You don’t have to use project-based learning, mobile learning, standards-based assessment, or challenge-based learning to achieve great results, nor do you absolutely have to ditch lecture, adhere to backwards-design principals, or have research to support every single decision you make.

And this isn’t an argument for resisting change (a death knell for great teaching) or even keeping it simple, either. As long as you get results–no matter how you choose to measure them–and your colleagues support you, you’re golden.

So do what works while contributing to your local professional learning community, data team, content area department, administrator’s expectations, district “non-negotiables,” or whatever other reality you have to juggle.

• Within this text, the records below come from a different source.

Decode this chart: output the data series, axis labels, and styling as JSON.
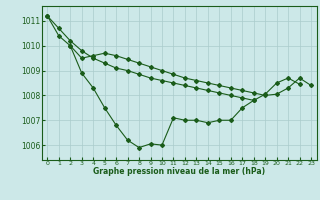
{
  "title": "Graphe pression niveau de la mer (hPa)",
  "background_color": "#cce8e8",
  "line_color": "#1a5c1a",
  "grid_color": "#aacccc",
  "xlim": [
    -0.5,
    23.5
  ],
  "ylim": [
    1005.4,
    1011.6
  ],
  "yticks": [
    1006,
    1007,
    1008,
    1009,
    1010,
    1011
  ],
  "xticks": [
    0,
    1,
    2,
    3,
    4,
    5,
    6,
    7,
    8,
    9,
    10,
    11,
    12,
    13,
    14,
    15,
    16,
    17,
    18,
    19,
    20,
    21,
    22,
    23
  ],
  "series1_x": [
    0,
    1,
    2,
    3,
    4,
    5,
    6,
    7,
    8,
    9,
    10,
    11,
    12,
    13,
    14,
    15,
    16,
    17,
    18,
    19,
    20,
    21,
    22
  ],
  "series1_y": [
    1011.2,
    1010.4,
    1010.0,
    1008.9,
    1008.3,
    1007.5,
    1006.8,
    1006.2,
    1005.9,
    1006.05,
    1006.0,
    1007.1,
    1007.0,
    1007.0,
    1006.9,
    1007.0,
    1007.0,
    1007.5,
    1007.8,
    1008.05,
    1008.5,
    1008.7,
    1008.45
  ],
  "series2_x": [
    2,
    3,
    4,
    5,
    6,
    7,
    8,
    9,
    10,
    11,
    12,
    13,
    14,
    15,
    16,
    17,
    18,
    19,
    20,
    21,
    22,
    23
  ],
  "series2_y": [
    1010.0,
    1009.5,
    1009.6,
    1009.7,
    1009.6,
    1009.45,
    1009.3,
    1009.15,
    1009.0,
    1008.85,
    1008.7,
    1008.6,
    1008.5,
    1008.4,
    1008.3,
    1008.2,
    1008.1,
    1008.0,
    1008.05,
    1008.3,
    1008.7,
    1008.4
  ],
  "series3_x": [
    0,
    1,
    2,
    3,
    4,
    5,
    6,
    7,
    8,
    9,
    10,
    11,
    12,
    13,
    14,
    15,
    16,
    17,
    18
  ],
  "series3_y": [
    1011.2,
    1010.7,
    1010.2,
    1009.8,
    1009.5,
    1009.3,
    1009.1,
    1009.0,
    1008.85,
    1008.7,
    1008.6,
    1008.5,
    1008.4,
    1008.3,
    1008.2,
    1008.1,
    1008.0,
    1007.9,
    1007.8
  ]
}
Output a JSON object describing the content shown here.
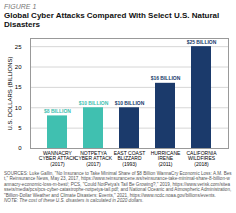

The reality is, in 2013 there are an incredible variety of digital tools, learning models, and supporting data to suggest a thousand different approaches to preparing students for the work of their lives. That may be the defining characteristic of learning early in the 21st century learning.

Possibility.

If nothing else, every classroom should be an highly curious, question-based, connected and joyful petri dish of learning experimentation, adaptation, and change.

In many ways, technology has made this possible, but more critical in this reality are the creative minds and collective wills of the teachers–as change agents–in every classroom across the planet, making ripples that will hopefully last a lifetime.

Achieving this doesn’t require for you to be any one thing other than acutely attentive to possibility.